Haber Veriyoruz
Güncel Haber Yayın ve Yorum Sitesi

“Hareket Eden Herşeyi Öldür” Bölüm 16

Artık dünya dışı bir yaratık DNA sı ile karşı karşıya kalan insanlık.

3.262

“BİLİMİN IŞIĞINDA: YENİ KEŞİFLER VE TEHLİKELİ GERÇEKLER”

Toplantı odasından çıkarken Profesör Danny’nin yüzündeki endişeli ifade dikkatimi çekti.
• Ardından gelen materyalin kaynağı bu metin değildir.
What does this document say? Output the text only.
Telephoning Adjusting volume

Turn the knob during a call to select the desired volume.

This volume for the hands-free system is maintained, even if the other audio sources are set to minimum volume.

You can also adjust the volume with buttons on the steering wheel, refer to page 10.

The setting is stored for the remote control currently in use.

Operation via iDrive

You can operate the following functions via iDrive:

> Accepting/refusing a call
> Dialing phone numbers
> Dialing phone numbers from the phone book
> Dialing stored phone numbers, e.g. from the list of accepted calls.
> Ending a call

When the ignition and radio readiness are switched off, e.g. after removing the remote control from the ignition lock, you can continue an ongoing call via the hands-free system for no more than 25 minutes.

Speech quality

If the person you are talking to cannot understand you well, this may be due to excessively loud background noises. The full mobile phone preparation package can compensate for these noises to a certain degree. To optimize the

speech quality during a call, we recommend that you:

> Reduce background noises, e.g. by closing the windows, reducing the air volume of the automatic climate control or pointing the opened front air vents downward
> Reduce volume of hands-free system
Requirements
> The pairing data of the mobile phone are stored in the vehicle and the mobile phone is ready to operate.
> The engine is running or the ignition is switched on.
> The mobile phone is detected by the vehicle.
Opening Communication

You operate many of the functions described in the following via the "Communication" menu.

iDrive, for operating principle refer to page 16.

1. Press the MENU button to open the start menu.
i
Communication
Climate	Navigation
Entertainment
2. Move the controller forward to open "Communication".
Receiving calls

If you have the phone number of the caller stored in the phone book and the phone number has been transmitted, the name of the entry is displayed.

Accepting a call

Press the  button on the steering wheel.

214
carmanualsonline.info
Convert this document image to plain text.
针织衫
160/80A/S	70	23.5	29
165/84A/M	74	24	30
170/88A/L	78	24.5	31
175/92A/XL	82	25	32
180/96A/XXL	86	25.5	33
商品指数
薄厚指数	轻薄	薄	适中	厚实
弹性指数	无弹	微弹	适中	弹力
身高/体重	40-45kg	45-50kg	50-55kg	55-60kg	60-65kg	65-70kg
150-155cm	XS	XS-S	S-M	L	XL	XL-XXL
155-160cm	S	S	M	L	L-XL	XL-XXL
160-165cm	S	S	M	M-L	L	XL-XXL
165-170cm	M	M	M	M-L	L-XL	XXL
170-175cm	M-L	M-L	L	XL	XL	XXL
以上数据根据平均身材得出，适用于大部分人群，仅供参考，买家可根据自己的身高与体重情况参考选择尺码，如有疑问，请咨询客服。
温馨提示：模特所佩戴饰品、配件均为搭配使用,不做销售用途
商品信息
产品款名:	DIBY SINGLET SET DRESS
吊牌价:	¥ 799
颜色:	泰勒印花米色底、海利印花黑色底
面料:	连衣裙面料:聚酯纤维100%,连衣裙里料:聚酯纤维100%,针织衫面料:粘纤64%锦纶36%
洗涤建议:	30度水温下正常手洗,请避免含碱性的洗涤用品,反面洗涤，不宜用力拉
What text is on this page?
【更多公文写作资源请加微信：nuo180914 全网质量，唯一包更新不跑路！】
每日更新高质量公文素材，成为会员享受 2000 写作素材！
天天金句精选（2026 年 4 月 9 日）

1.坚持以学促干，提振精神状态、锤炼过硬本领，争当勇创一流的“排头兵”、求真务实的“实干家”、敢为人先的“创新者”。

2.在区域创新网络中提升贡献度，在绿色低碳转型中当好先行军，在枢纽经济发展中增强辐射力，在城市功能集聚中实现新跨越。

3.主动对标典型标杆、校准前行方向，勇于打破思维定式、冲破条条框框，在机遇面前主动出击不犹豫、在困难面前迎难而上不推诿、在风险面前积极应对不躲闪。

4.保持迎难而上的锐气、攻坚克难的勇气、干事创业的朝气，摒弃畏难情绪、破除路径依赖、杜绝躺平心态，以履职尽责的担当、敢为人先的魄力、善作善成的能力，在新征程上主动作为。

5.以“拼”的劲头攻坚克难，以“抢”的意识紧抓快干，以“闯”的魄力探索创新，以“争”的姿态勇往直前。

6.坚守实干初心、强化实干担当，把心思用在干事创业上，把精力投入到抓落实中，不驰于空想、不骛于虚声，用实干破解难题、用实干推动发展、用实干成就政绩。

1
Yanına yaklaştım:

“Bir şey mi oldu?” diye sordum alçak sesle.

“Oen, bu Jani’nin teorisi çok mantıklı ama… bir şeyler eksik,” dedi parmaklarını şakaklarına vurarak. “Manyetik dalga neden sadece insanları hedef alsın? Neden hayvanlar mutasyona uğrarken bitkiler yok oluyor? Bu kadar seçici olamaz.”

LABORATUVARDAKİ ŞOK EDİCİ KEŞİF

Laboratuvara girdiğimizde Dr. Jani ve ekibi Eluzacid örnekleri üzerinde çalışıyordu. Mikroskop ekranında gördüğümüz şey hepimizi donakalttı:

“Tanrım… bunlar canlı!” diye bağırdı Jani. “Eluzacid bir sıvı değil, nano ölçekte organizmalardan oluşan bir koloni!”

Profesör Danny heyecanla açıkladı:
“Demek ki bu bir asit saldırısı değil… bir YUTMA işlemi! Bu nanobotlar insan dokusunu parçalayıp, belirli DNA sekanslarını topluyor!”

EVA’NIN GİZEMLİ DAVRANIŞI

Tam o sırada Avva panik içinde laboratuvara daldı:
“Eva yine o garip şeyleri söylüyor! ‘Onlar geliyor, hazır olun’ diye bağırıyor!”

Ocean hızla telsizini kaptı:
“John’u uyarmalıyız! Belki yeni bir Eluzacid saldırısı geliyor!”

SIĞINAKTA PANİK

Aniden sığınağın alarmları çalmaya başladı. Hoparlörlerden John’un sesi yankılandı:
“Tüm sakinler! Acil durum! Güney çıkışına yönelin! Tekrarlıyorum, acil tahliye!”

Koşarak koridora çıktığımızda insanların çığlıklarını duyduk. Duvarlardaki aydınlatmalar titriyor, yer yer kıvılcımlar saçıyordu.

“Bu bir deprem değil!” diye bağırdı Jani. “O manyetik dalgalar yeniden başladı!”

YENİ BİR TEHDİT

Sığınağın güvenlik odasına ulaştığımızda güvenlik kameralarındaki görüntü bizi şoke etti:

Dışarıda, erimiş binaların arasından yürüyen insan silüetleri vardı.

  • Gözleri tamamen siyah
  • Derileri kristalimsi pullarla kaplı
  • Ve… doğrudan sığınağa doğru ilerliyorlardı.

Profesör Danny’nin yüzü bembeyaz oldu:
“Tanrım… onlar dönüşen insanlar! Ama nasıl bu kadar hızlı…?”

John silahını çekti:
“Savunma pozisyonu alın! Kapıları kilitleyin! Bu şeylerin içeri girmesine izin veremeyiz!”

SON SÖZ

Avva koluma yapıştı, gözlerinde saf korku vardı:
“Oen… eğer Eva haklıysa ve gerçekten ‘geliyorlarsa’… belki de savaşamayacağız. Belki de tek seçeneğimiz KAÇMAK.”

Sığınağın derinliklerindeki acil çıkışa doğru koşarken aklıma tek bir soru takıldı:

İnsanlık olarak asıl suçumuz neydi? Yoksa biz mi istilacıydık?